Zinc inhibits inflammatory response in vivo.
(A) Immunoblotting analysis of the indicated proteins in WT and Slc30a1−/− iBMDM cells pretreated with LPS (1 μg/mL) for 3 h, followed by ATP (2.5 mM) for 3 h or Salmonella Typhimurium (MOI = 5) for 1 h. L + A, LPS + ATP; L + S, LPS + S. Typhimurium. (B and C) Immunoblotting analysis of the indicated proteins in WT iBMDM cells pretreated with LPS (1 μg/mL) for 3 h and the indicated concentration of ZnCl2 for 1 h in turn, followed by ATP (5 mM) (B) for 3 h or Salmonella Typhimurium (MOI = 10) (C) for 1 h. (D) Survival of the mice (n = 8) pretreated (i.n.) with saline or ZnCl2 (2 mg Zn/kg) for 24 h, followed by cecal ligation and puncture operation. Survival curves were compared using Mantel-Cox test. (E) IL-1β, IL-18, IL-6 and TNF-α concentration of sera from the mice pretreated (i.n.) with saline or ZnCl2 (2 mg Zn/kg) for 24 h, followed by cecal ligation and puncture operation. Blood samples were collected at 6 h after the operation. Data are the mean ± SD (n = 4). Student’s t-test was used to analyze data. N.S., not significant, p > 0.05; *p < 0.05; **p < 0.01. (F) Survival of the mice (n = 6) pretreated (i.p.) with vehicle (5% DMSO + 95% saline), VX-765 (25 mg/kg), z-VAD-FMK (25 mg/kg) or ZnCl2 (2 mg Zn/kg) for 24 h, followed by LPS (30 mg/kg) injection (i.p.). Survival curves were compared using Mantel-Cox test. (G) IL-1β and IL-18 concentration of sera from the mice pretreated (i.p.) with vehicle (5% DMSO + 95% saline), VX-765 (25 mg/kg), z-VAD-FMK (25 mg/kg) or ZnCl2 (2 mg Zn/kg) for 24 h, followed by LPS (30 mg/kg) injection (i.p.). Blood samples were collected at 12 h after the injection. Data are the mean ± SD (n = 6). ANOVA test was used to analyze data. *p < 0.05; **p < 0.01; ****p < 0.0001.
Fig 7.
Zinc homeostasis regulates autoimmune diseases.
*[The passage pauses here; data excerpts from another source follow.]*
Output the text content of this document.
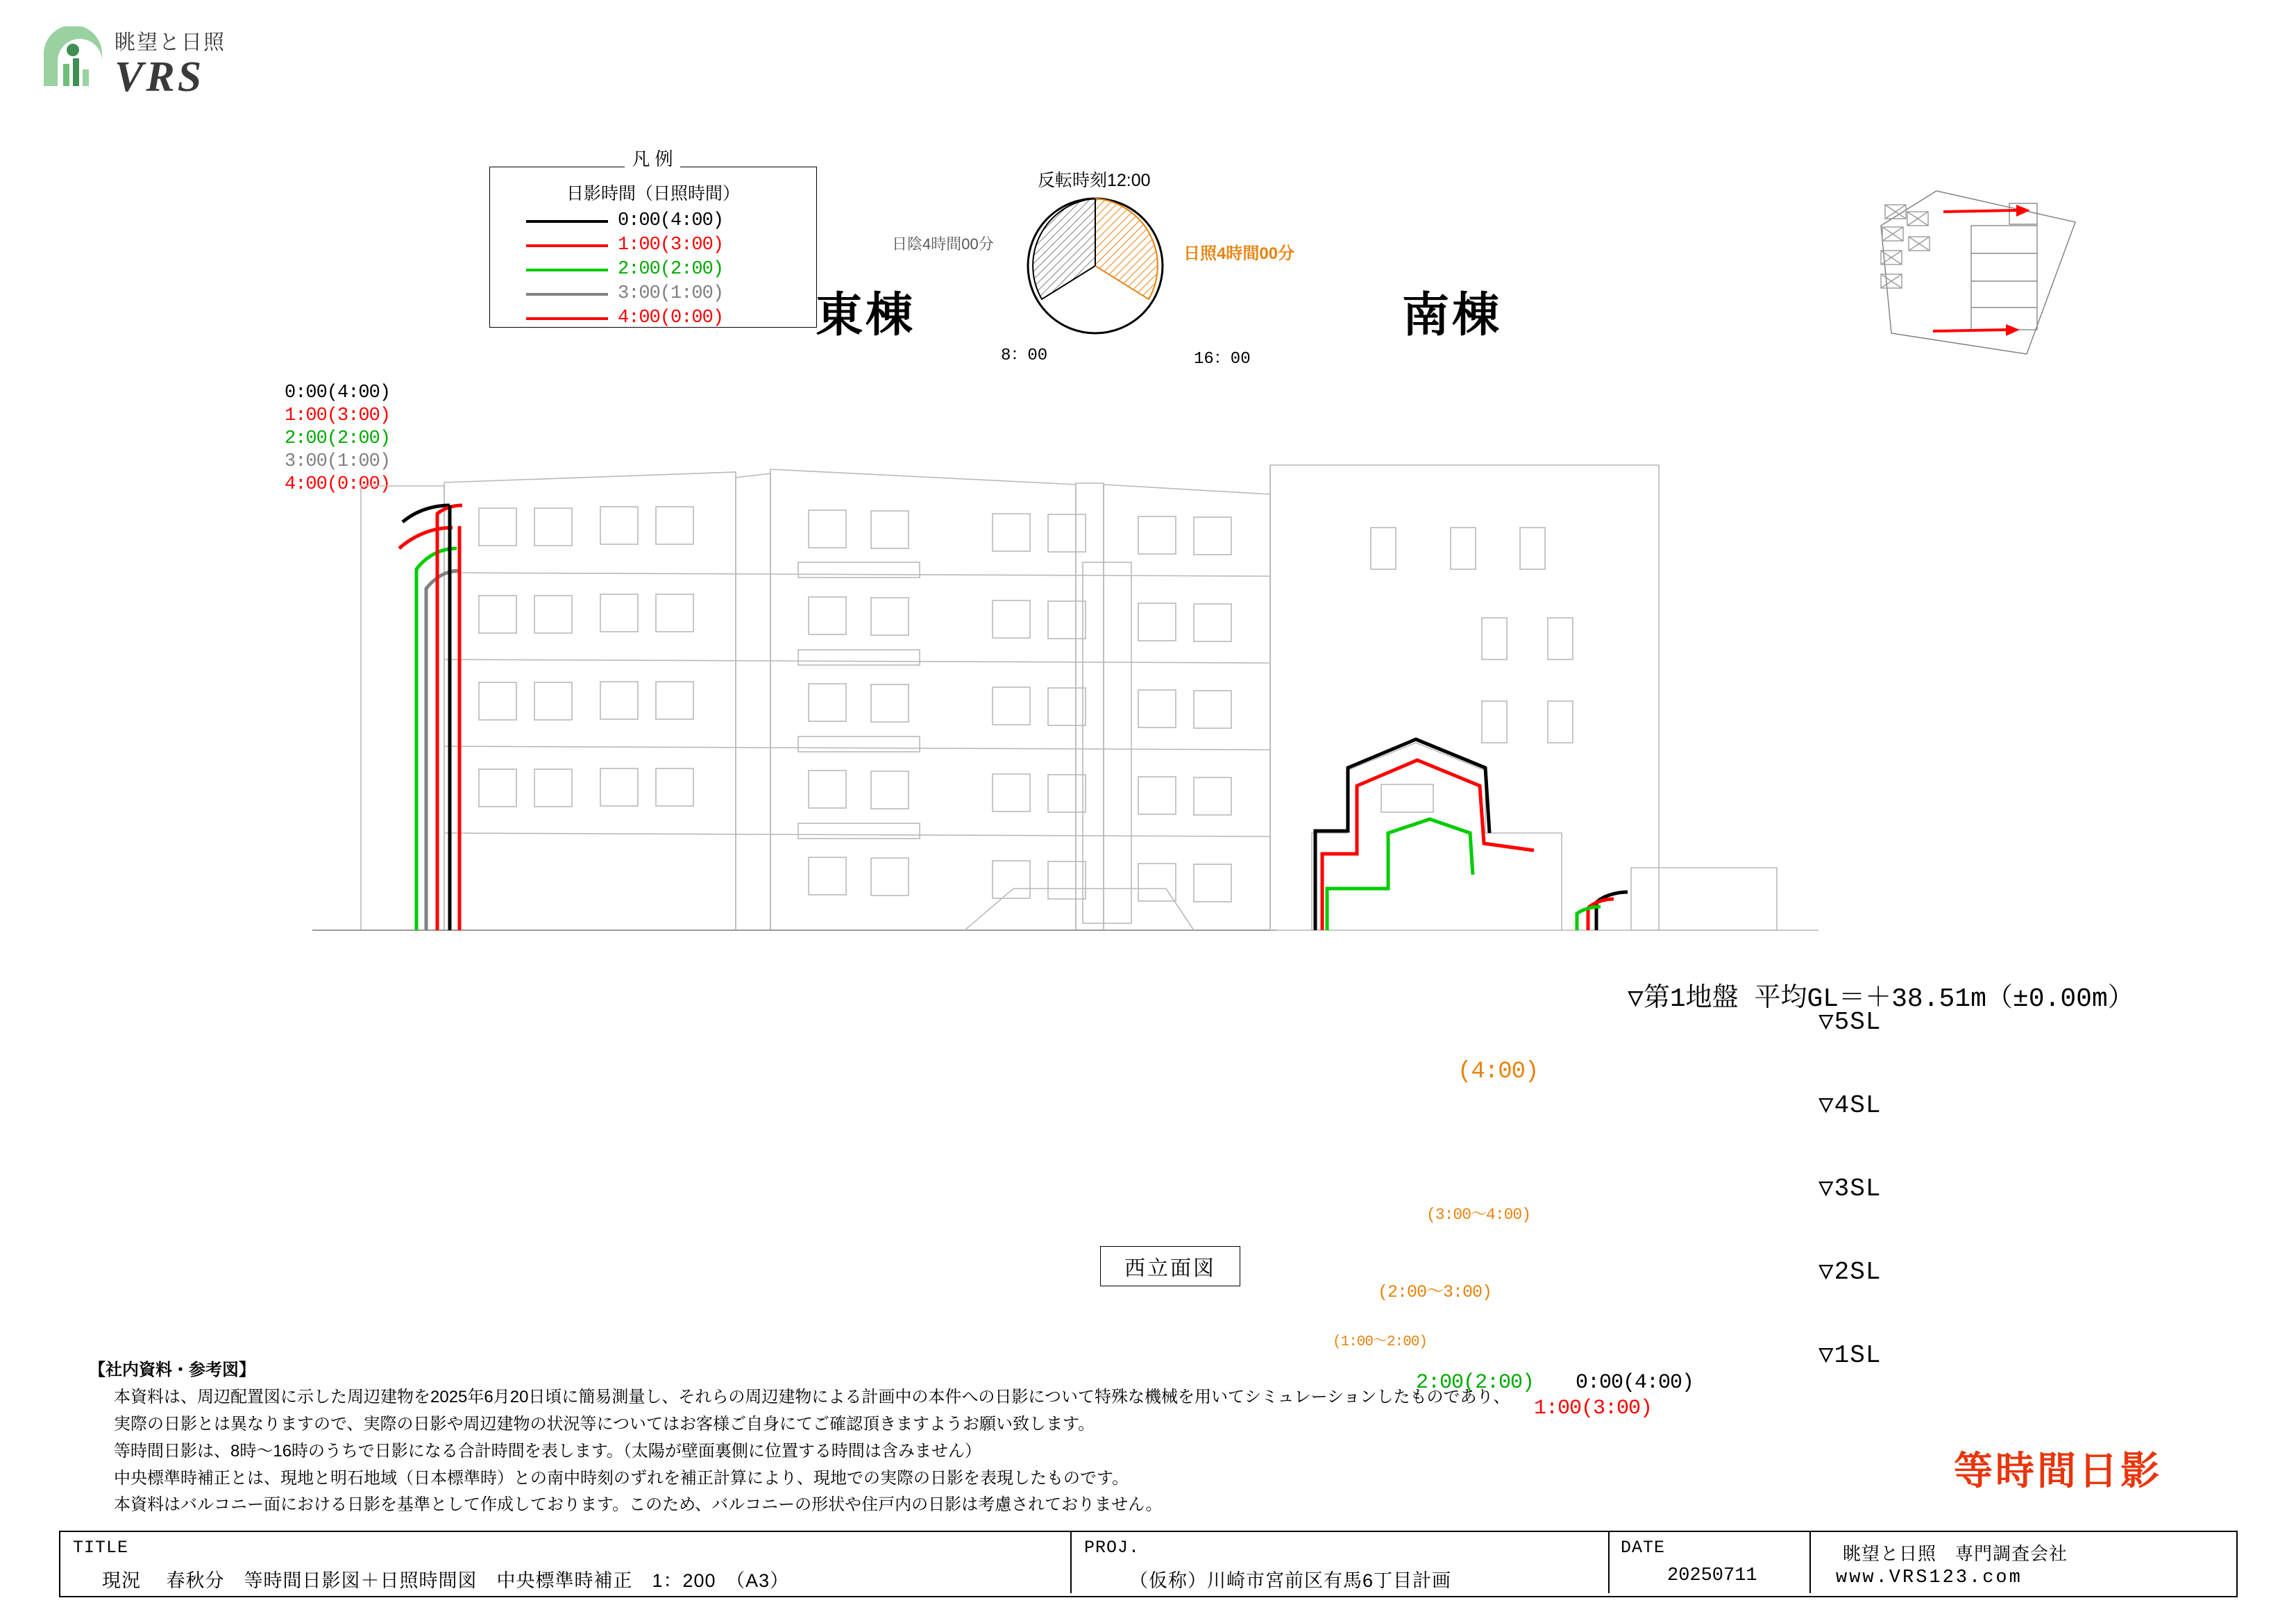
眺望と日照
VRS
凡 例
日影時間（日照時間）
0:00(4:00)
1:00(3:00)
2:00(2:00)
3:00(1:00)
4:00(0:00)
0:00(4:00)
1:00(3:00)
2:00(2:00)
3:00(1:00)
4:00(0:00)
反転時刻12:00
日陰4時間00分
日照4時間00分
8：00	16：00
東棟	南棟
(4:00)
(3:00～4:00)
(2:00～3:00)
(1:00～2:00)
2:00(2:00)
1:00(3:00)
0:00(4:00)
▽5SL
▽4SL
▽3SL
▽2SL
▽1SL
▽第1地盤 平均GL＝＋38.51m（±0.00m）
西立面図
【社内資料・参考図】
本資料は、周辺配置図に示した周辺建物を2025年6月20日頃に簡易測量し、それらの周辺建物による計画中の本件への日影について特殊な機械を用いてシミュレーションしたものであり、
実際の日影とは異なりますので、実際の日影や周辺建物の状況等についてはお客様ご自身にてご確認頂きますようお願い致します。
等時間日影は、8時～16時のうちで日影になる合計時間を表します。（太陽が壁面裏側に位置する時間は含みません）
中央標準時補正とは、現地と明石地域（日本標準時）との南中時刻のずれを補正計算により、現地での実際の日影を表現したものです。
本資料はバルコニー面における日影を基準として作成しております。このため、バルコニーの形状や住戸内の日影は考慮されておりません。
等時間日影
TITLE
現況　 春秋分　等時間日影図＋日照時間図　中央標準時補正　1：200　（A3）
PROJ.
（仮称）川崎市宮前区有馬6丁目計画
DATE
20250711
眺望と日照　専門調査会社
www.VRS123.com
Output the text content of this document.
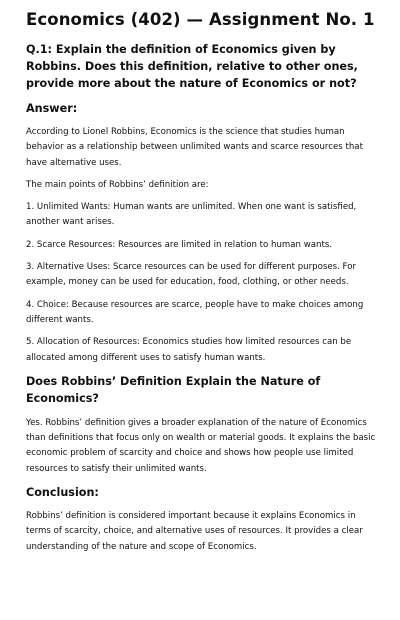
Economics (402) — Assignment No. 1
Q.1: Explain the definition of Economics given by Robbins. Does this definition, relative to other ones, provide more about the nature of Economics or not?
Answer:

According to Lionel Robbins, Economics is the science that studies human behavior as a relationship between unlimited wants and scarce resources that have alternative uses.

The main points of Robbins’ definition are:

1. Unlimited Wants: Human wants are unlimited. When one want is satisfied, another want arises.
2. Scarce Resources: Resources are limited in relation to human wants.
3. Alternative Uses: Scarce resources can be used for different purposes. For example, money can be used for education, food, clothing, or other needs.
4. Choice: Because resources are scarce, people have to make choices among different wants.
5. Allocation of Resources: Economics studies how limited resources can be allocated among different uses to satisfy human wants.
Does Robbins’ Definition Explain the Nature of Economics?

Yes. Robbins’ definition gives a broader explanation of the nature of Economics than definitions that focus only on wealth or material goods. It explains the basic economic problem of scarcity and choice and shows how people use limited resources to satisfy their unlimited wants.

Conclusion:

Robbins’ definition is considered important because it explains Economics in terms of scarcity, choice, and alternative uses of resources. It provides a clear understanding of the nature and scope of Economics.
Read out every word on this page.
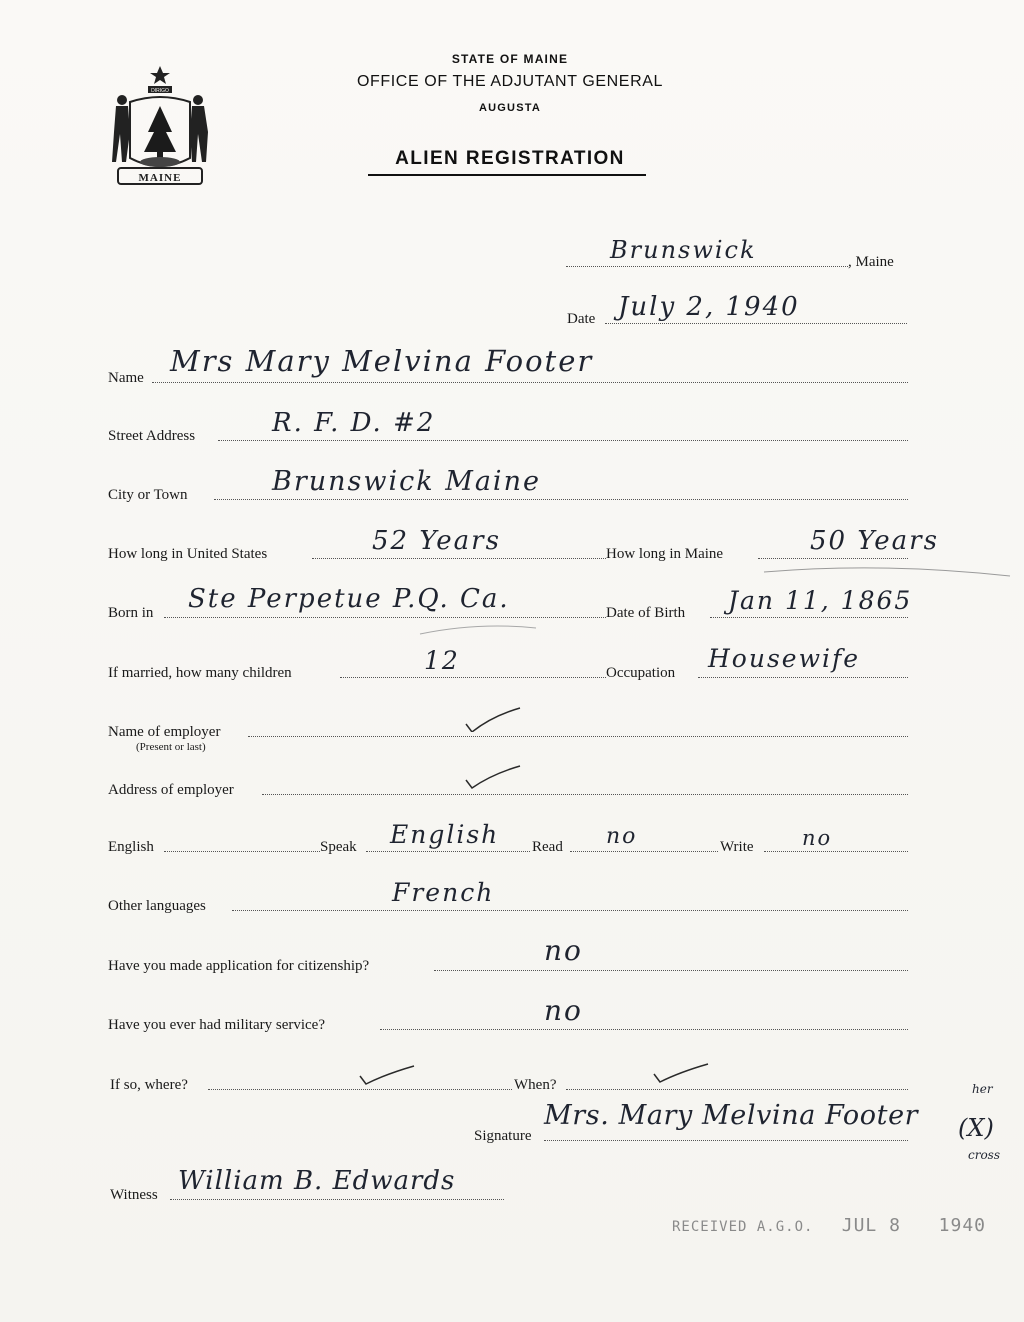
DIRIGO
MAINE
STATE OF MAINE
OFFICE OF THE ADJUTANT GENERAL
AUGUSTA
ALIEN REGISTRATION
Brunswick	, Maine
Date July 2, 1940
Name Mrs Mary Melvina Footer
Street Address	R. F. D. #2
City or Town	Brunswick Maine
How long in United States	52 Years	How long in Maine	50 Years
Born in Ste Perpetue P.Q. Ca.	Date of Birth Jan 11, 1865
If married, how many children	12	Occupation Housewife
Name of employer
(Present or last)
Address of employer
English	Speak English Read no	Write no
Other languages	French
Have you made application for citizenship?	no
Have you ever had military service?	no
If so, where?	When?
Signature
Mrs. Mary Melvina Footer (X)
her
cross
Witness William B. Edwards
RECEIVED A.G.O. JUL 8 1940
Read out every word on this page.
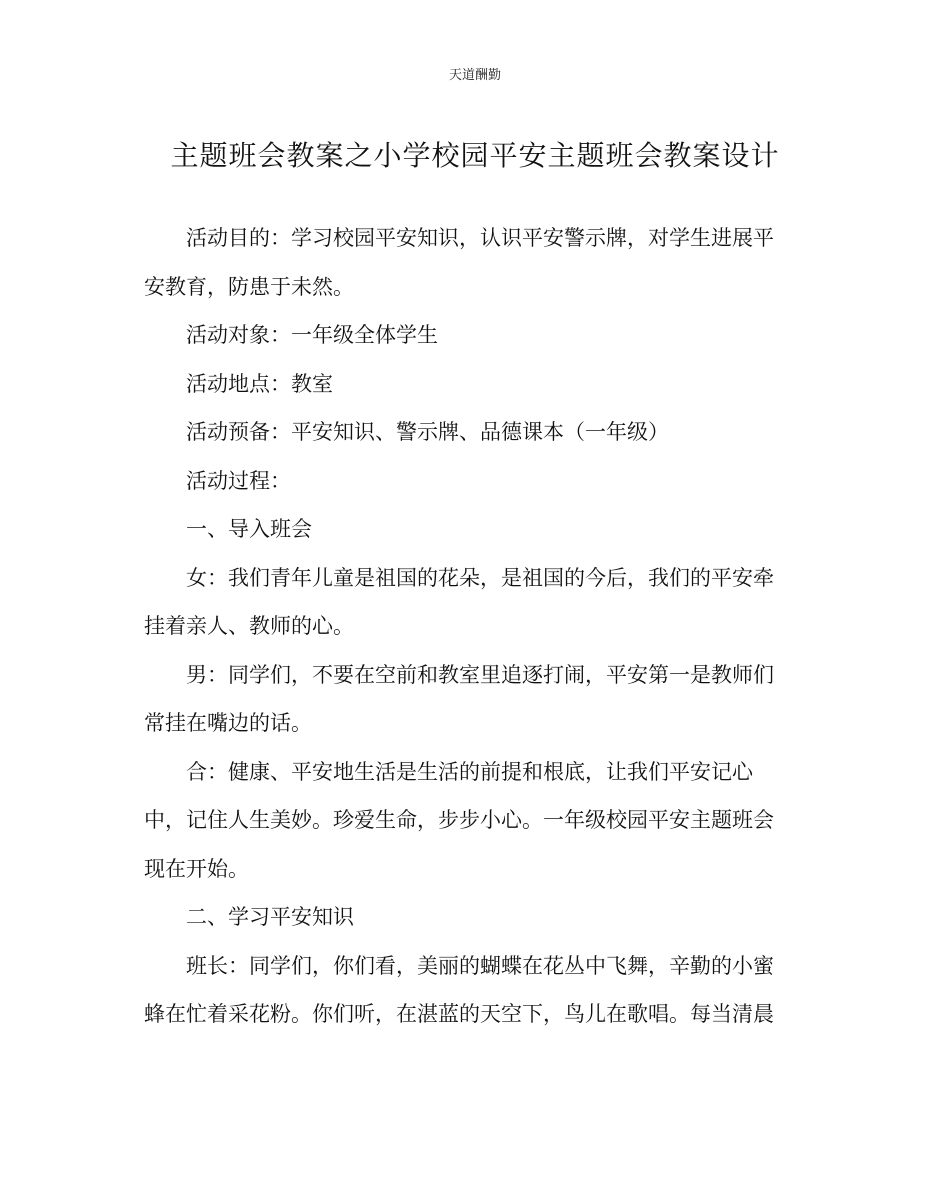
天道酬勤
主题班会教案之小学校园平安主题班会教案设计

活动目的：学习校园平安知识，认识平安警示牌，对学生进展平
安教育，防患于未然。

活动对象：一年级全体学生

活动地点：教室

活动预备：平安知识、警示牌、品德课本（一年级）

活动过程：

一、导入班会

女：我们青年儿童是祖国的花朵，是祖国的今后，我们的平安牵
挂着亲人、教师的心。

男：同学们，不要在空前和教室里追逐打闹，平安第一是教师们
常挂在嘴边的话。

合：健康、平安地生活是生活的前提和根底，让我们平安记心
中，记住人生美妙。珍爱生命，步步小心。一年级校园平安主题班会
现在开始。

二、学习平安知识

班长：同学们，你们看，美丽的蝴蝶在花丛中飞舞，辛勤的小蜜
蜂在忙着采花粉。你们听，在湛蓝的天空下，鸟儿在歌唱。每当清晨
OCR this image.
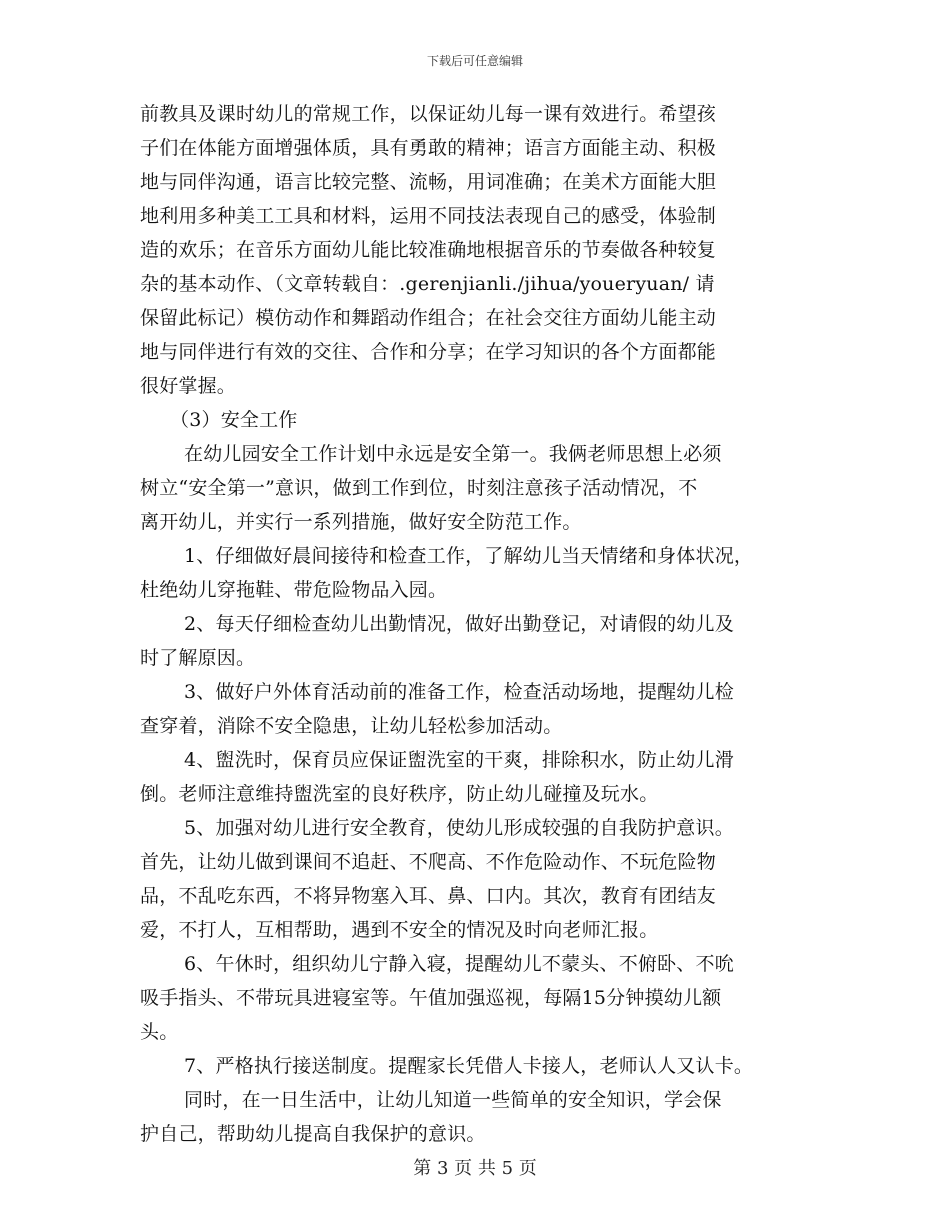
下载后可任意编辑
前教具及课时幼儿的常规工作，以保证幼儿每一课有效进行。希望孩
子们在体能方面增强体质，具有勇敢的精神；语言方面能主动、积极
地与同伴沟通，语言比较完整、流畅，用词准确；在美术方面能大胆
地利用多种美工工具和材料，运用不同技法表现自己的感受，体验制
造的欢乐；在音乐方面幼儿能比较准确地根据音乐的节奏做各种较复
杂的基本动作、（文章转载自：.gerenjianli./jihua/youeryuan/ 请
保留此标记）模仿动作和舞蹈动作组合；在社会交往方面幼儿能主动
地与同伴进行有效的交往、合作和分享；在学习知识的各个方面都能
很好掌握。
（3）安全工作
在幼儿园安全工作计划中永远是安全第一。我俩老师思想上必须
树立“安全第一”意识，做到工作到位，时刻注意孩子活动情况，不
离开幼儿，并实行一系列措施，做好安全防范工作。
1、仔细做好晨间接待和检查工作，了解幼儿当天情绪和身体状况，
杜绝幼儿穿拖鞋、带危险物品入园。
2、每天仔细检查幼儿出勤情况，做好出勤登记，对请假的幼儿及
时了解原因。
3、做好户外体育活动前的准备工作，检查活动场地，提醒幼儿检
查穿着，消除不安全隐患，让幼儿轻松参加活动。
4、盥洗时，保育员应保证盥洗室的干爽，排除积水，防止幼儿滑
倒。老师注意维持盥洗室的良好秩序，防止幼儿碰撞及玩水。
5、加强对幼儿进行安全教育，使幼儿形成较强的自我防护意识。
首先，让幼儿做到课间不追赶、不爬高、不作危险动作、不玩危险物
品，不乱吃东西，不将异物塞入耳、鼻、口内。其次，教育有团结友
爱，不打人，互相帮助，遇到不安全的情况及时向老师汇报。
6、午休时，组织幼儿宁静入寝，提醒幼儿不蒙头、不俯卧、不吮
吸手指头、不带玩具进寝室等。午值加强巡视，每隔15分钟摸幼儿额
头。
7、严格执行接送制度。提醒家长凭借人卡接人，老师认人又认卡。
同时，在一日生活中，让幼儿知道一些简单的安全知识，学会保
护自己，帮助幼儿提高自我保护的意识。
第 3 页 共 5 页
(A) Photographs of the control (Con) and Zn-insufficient (-Zn) psoriasis mice with scaling skin. Scale bar, 5 mm. (B) PASI score of the control (Con) and Zn-insufficient (-Zn) psoriasis mice. Higher score indicates severer symptoms. Data are the mean ± SD (n = 4). Student’s t-test was used to analyze data. N.S., not significant, p > 0.05; *p < 0.05; **p < 0.01. (C) Photographs of the control (Con) and Zn-rich (+Zn) psoriasis mice with scaling skin. Scale bar, 5 mm. (D) PASI score of the control (Con) and Zn-rich (+Zn) psoriasis mice. Higher score indicates severer symptoms. Data are the mean ± SD (n = 4). Student’s t-test was used to analyze data. N.S., not significant, p > 0.05; *p < 0.05. (E) Immunoblotting analysis of the indicated proteins in the brain from the control (Con) and Zn-rich (+Zn) APP/PS1 mice (n = 4). (F) Glycine silver staining for the brain from the control (Con) and Zn-rich (+Zn) APP/PS1 mice. The axons were pointed by black arrows. Scale bar, 100 μm. (G) Axonal density of brains from the control (Con) and Zn-rich (+Zn) APP/PS1 mice. Data are the mean ± SD (n = 3). Student’s t-test was used to analyze data. **p < 0.01. (H and I) Quantification of latency to platform during the training phase (H) and percentage of time spent in the target quadrant during the probe test (I) by Morris water maze test of the control (Con) and Zn-rich (+Zn) APP/PS1 mice. Data are the mean ± SD (n = 6). Student’s t-test was used to analyze data. *p < 0.05.